Так называемый «русский круг» образовался в Либермании благодаря Гене Шмакову. Вскоре после приезда в Нью-Йорк он был представлен общими знакомыми Либерманам. Алекс, а особенно Татьяна, к Гене очень привязались, и он прочно вошел в семью, став их почти приемным сыном.
Общих детей у Алекса и Татьяны не было, а с дочерью Татьяны Франсин дю Плесси-Грей и с ее двумя сыновьями отношения были непростые, и не только для Алекса, но и для Татьяны. Впоследствии Франсин выплеснула свои отрицательные эмоции относительно матери и отчима в двух книгах – «Любовники и тираны» и «Они».
Друзья Алекса и Татьяны шутили, что с появлением Шмакова, Бродского, Барышникова, а позже нас, Штернов, и Елены Чернышевой, в прошлом балерины Мариинского театра, а в эмиграции – педагога Американского балетного театра (АВТ), Либермания стремительно «обрусевала» и становилась похожей на русскую дачу, с долгими застольями, «селедочкой с картошечкой и укропчиком», чаями с малиновым и вишневым вареньем, спорами об искусстве и разговорами «за жизнь».

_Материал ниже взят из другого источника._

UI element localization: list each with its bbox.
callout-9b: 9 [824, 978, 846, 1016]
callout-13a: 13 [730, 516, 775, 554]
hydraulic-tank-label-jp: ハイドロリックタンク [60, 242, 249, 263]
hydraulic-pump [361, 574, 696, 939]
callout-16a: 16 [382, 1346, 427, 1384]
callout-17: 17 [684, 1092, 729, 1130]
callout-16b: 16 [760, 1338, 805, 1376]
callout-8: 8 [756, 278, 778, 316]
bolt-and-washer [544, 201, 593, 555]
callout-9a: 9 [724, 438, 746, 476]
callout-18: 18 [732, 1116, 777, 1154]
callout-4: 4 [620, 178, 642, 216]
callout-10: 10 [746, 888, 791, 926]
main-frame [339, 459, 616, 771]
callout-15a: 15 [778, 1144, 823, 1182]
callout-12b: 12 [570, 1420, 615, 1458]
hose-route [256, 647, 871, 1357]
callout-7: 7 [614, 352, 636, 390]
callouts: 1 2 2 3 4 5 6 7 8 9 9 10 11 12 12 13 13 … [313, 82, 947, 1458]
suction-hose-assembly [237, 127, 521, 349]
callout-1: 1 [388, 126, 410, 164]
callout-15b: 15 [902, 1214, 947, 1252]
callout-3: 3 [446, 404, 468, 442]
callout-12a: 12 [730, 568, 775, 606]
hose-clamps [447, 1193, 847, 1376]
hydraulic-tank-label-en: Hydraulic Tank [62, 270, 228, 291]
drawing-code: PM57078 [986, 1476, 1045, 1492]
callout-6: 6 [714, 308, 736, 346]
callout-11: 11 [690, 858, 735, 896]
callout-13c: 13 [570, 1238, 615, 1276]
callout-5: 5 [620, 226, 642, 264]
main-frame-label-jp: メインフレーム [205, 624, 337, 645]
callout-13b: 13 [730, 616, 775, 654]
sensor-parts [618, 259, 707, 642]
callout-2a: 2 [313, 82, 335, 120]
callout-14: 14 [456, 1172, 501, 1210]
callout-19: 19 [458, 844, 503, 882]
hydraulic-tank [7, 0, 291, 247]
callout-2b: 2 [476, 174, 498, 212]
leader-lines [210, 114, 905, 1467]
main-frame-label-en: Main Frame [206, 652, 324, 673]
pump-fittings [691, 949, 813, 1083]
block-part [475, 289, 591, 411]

Татьяна, прожившая большую часть своей жизни на Западе – сперва в Париже, потом в Нью-Йорке, – была совершенно «русская душой». Она так никогда и не полюбила английский язык и говорила по-английски только в случае крайней необходимости. В доме, когда не было гостей, звучала только русская или французская речь. По-английски говорили с прислугой.
Алекс был довольно равнодушен к русской литературе, а Татьяна прекрасно знала поэзию и обожала Серебряный век. Гена Шмаков оказался для нее бесценным собеседником. Не удивительно, что эти двое нашли друг друга и даже перешли на «ты». Вместе они являли собой трогательную картину – в шезлонгах, среди розовых кустов, с видом на необъятные американские дали, они часами, перебивая и поправляя друг друга, декламировали наизусть Блока, Гумилева, Мандельштама, Ахматову и Цветаеву. А вот Маяковский звучал редко. Кстати, впервые услышав стихи Бродского в 1975 году, Татьяна безапелляционно сказала: «Готова держать пари, что этот парень получит Нобелевскую премию… Помяните мое слово…» Ее пророчество сбылось через двенадцать лет.
Либерманы жили на широкую ногу, имея постоянный штат прислуги. В Нью-Йорке – батлер Жозеф и горничная Мэйбл. Когда Мэйбл пришло время выходить на пенсию, Алекс подарил ей «мерседес». И на даче постоянно находилось несколько человек обсуживающего персонала.
«Страшно себе представить, – ужасался Гена, – что будет со всеми нами, если с Алексом что-нибудь случится? И что будет с Либерманией? Это же счастье, что мы можем здесь собираться».
Судьба распорядилась иначе.
В 1988 году умер Шмаков. А три года спустя умерла Татьяна Либерман.